Na avaliação do especialista, “as opções erradas, tomadas em relação ao sistema elétrico, que se mantém até hoje, e se agravaram neste governo, são a causa da crise energética e não os problemas da natureza, como alega o governo”. “O Brasil possui enormes recursos energéticos e capacidade tecnológica para garantir o abastecimento energético da população brasileira, para planejar adequadamente o sistema e evitar as crises como as que aconteceram em 2001, em 2013 e 2014 e agora em 2021”, observou.
“As opções erradas, tomadas em relação ao sistema elétrico, que se mantém até hoje, e se agravaram neste governo, são a causa da crise energética e não os problemas da natureza, como alega o governo”
O professor Ildo explica que nos leilões de energia, as ofertas das termoelétricas não levam em conta o valor dos combustíveis usados para o seu funcionamento. Esses custos extras são cobrados depois. “Por isso elas ganham os leilões”, explica. “Além disso, afirmou ele, “programa-se o seu uso por períodos curtos, que seriam mais baratos, mas não é o que ocorre na realidade. Na comparação com os preços das eólicas, ganham as termoelétricas. Só que, depois, os custos não previstos de combustíveis e o uso prolongado jogam os preços da energia das termoelétricas para as alturas e quem paga é o consumidor”.
R$ 150 BILHÕES FORAM TORRADOS NAS TERMOELÉTRICAS
“Durante todos esses anos, desde pelo menos 2012”, diz o professor Ildo Sauer, “foram gastos mais de R$ 150 bilhões em contratação de termoelétricas, tendo-se repassado os seus altos preços para os consumidores”. “Agora que a crise hídrica está de volta”, acrescenta o professor, “o governo Bolsonaro continua sem planejar nada para o setor e, na iminência de um novo apagão, vai exigir da população cortes no uso de energia e ainda vai gastar mais uns R$ 30 bilhões com a queima de combustíveis das termoelétricas. De novo, quem vai pagar a conta são os brasileiros”, denunciou. “Com esses recursos podíamos ter construído usinas eólicas capazes de produzir o dobro da energia que é produzida hoje no país”, afirmou.
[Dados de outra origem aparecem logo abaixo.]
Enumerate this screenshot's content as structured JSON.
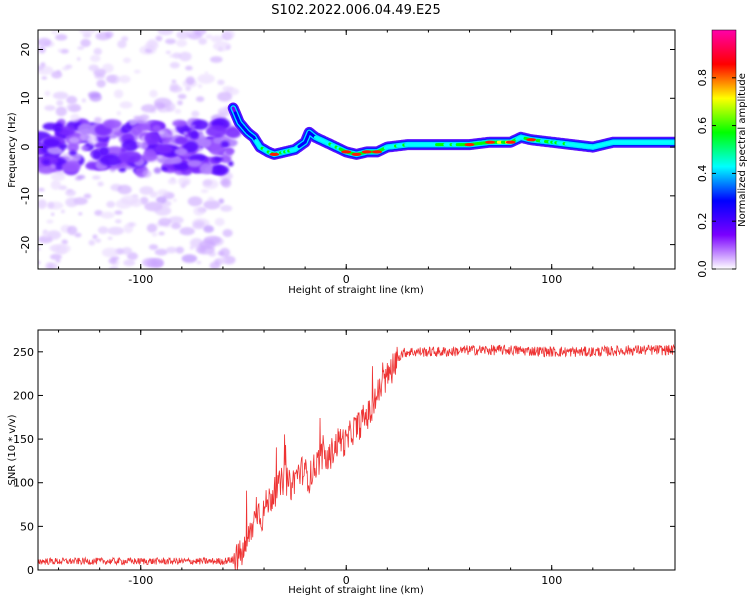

“São as decisões erradas e não a natureza que estão provocando a crise do setor elétrico e a necessidade de racionamento. A crise não tem nada a ver com a falta de recursos energéticos. O país tem recursos energéticos de sobra”, diz o professor Ildo Sauer. “É necessário uma solução institucional, uma mudança no modelo energético do país. Gastou-se esses R$ 150 bilhões entre 2012 até 2020 e não se resolveu o problema. Com esses recursos podíamos construir usinas eólicas que estariam em funcionamento a um custo muito menor”, afirmou o professor do IEE-USP. Ele terminou sua explanação reafirmando o otimismo com a capacidade do Brasil de superar esses problemas. “Com os recursos energéticos que temos e com a capacidade tecnológica dos brasileiros, eu tenho certeza que saberemos superar as nossas dificuldades”, completou o professor Ildo Sauer.